Ear infections are a common ailment in children; about 75 percent of kids will experience at least one by age 3. Some ear infections require treatment, others clear up on their own.

“Ear infections are one of the most common reasons that children come to their doctor’s office,” says Dr. Pilar Bradshaw.

What causes an ear infection?
An ear infection (called otitis media) often develops following a sore throat, cold or other upper respiratory infection. If the upper respiratory infection is bacterial, the bacteria may spread to the middle ear. If the upper respiratory infection is caused by a virus, such as a cold, bacteria may move into the middle ear as a secondary infection. In both type of cases, fluid builds up behind the eardrum.

For ear infections that are caused by a virus, antibiotics are not an effective treatment, and prescribing them can lead to antibiotic resistance. If the infection is bacterial, antibiotics are warranted.

“In general, we consider antibiotics as a treatment for babies who are under 6 months old, children who are in a great deal of pain and kids with a high fever. When there is high fever with an ear infection, we think it’s more likely to be bacterial in nature and needs to be treated,” Dr.
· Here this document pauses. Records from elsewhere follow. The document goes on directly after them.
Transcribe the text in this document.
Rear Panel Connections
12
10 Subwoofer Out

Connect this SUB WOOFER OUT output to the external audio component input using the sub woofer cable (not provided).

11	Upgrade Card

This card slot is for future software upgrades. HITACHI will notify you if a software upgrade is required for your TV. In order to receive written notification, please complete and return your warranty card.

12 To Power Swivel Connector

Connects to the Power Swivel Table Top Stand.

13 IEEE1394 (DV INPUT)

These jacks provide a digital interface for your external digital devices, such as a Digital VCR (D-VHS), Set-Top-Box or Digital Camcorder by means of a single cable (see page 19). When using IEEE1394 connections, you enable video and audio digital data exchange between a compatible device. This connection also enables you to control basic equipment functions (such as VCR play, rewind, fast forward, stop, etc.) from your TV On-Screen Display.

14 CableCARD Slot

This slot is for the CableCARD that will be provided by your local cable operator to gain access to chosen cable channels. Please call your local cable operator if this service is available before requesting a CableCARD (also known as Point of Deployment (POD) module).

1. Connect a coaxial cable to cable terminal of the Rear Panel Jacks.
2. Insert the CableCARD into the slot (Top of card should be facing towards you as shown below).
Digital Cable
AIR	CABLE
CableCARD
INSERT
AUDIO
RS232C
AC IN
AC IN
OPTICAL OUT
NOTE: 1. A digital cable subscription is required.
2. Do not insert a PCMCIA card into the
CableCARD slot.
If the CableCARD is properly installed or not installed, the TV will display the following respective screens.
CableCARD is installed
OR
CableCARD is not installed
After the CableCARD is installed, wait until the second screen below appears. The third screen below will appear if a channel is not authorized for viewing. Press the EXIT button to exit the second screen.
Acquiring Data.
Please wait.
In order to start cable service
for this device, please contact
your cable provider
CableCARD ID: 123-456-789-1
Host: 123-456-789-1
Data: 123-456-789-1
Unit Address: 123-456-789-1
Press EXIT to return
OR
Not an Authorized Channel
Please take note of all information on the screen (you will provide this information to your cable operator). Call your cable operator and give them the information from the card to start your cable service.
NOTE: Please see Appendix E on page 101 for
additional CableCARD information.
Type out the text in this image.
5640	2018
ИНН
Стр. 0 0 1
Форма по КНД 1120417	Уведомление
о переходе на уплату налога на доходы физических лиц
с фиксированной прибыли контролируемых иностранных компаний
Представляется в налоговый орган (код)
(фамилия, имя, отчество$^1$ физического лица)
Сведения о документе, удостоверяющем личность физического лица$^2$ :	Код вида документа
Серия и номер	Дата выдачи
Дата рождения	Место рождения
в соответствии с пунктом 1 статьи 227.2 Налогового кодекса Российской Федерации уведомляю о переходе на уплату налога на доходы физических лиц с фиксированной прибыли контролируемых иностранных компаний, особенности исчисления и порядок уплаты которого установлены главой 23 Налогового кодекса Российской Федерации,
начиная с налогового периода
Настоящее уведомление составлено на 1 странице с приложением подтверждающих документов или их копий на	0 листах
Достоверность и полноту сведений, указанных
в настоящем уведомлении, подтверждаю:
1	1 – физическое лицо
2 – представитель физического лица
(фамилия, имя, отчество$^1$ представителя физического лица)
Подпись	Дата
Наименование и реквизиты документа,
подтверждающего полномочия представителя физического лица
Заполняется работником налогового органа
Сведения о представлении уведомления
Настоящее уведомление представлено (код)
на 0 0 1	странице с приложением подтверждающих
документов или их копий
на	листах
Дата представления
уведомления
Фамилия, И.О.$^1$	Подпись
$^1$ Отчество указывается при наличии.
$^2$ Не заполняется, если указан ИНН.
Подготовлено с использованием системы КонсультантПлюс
Bradshaw says.

Easing the symptoms of an ear infection
To help relieve your child’s discomfort:

  • Keep your child hydrated.
  • Apply warm compresses on the ear if your child will tolerate it.
  • Avoid using decongestants; they can worsen the infection by hardening the buildup of fluid and making it more difficult to drain.
  • To help relieve pain, babies under 6 months old can be given acetaminophen. Children over six months old can be given acetaminophen or ibuprofen.

Dr. Bradshaw also advises parents to never put anything in your child’s ear to ease their symptoms, including ear drops, unless specified by a doctor.

“If there’s a rupture in the eardrum, you could make things worse,” she says. “Your doctor has the correct training and tools to look into your child’s ears, assess the situation and advise the best treatment.”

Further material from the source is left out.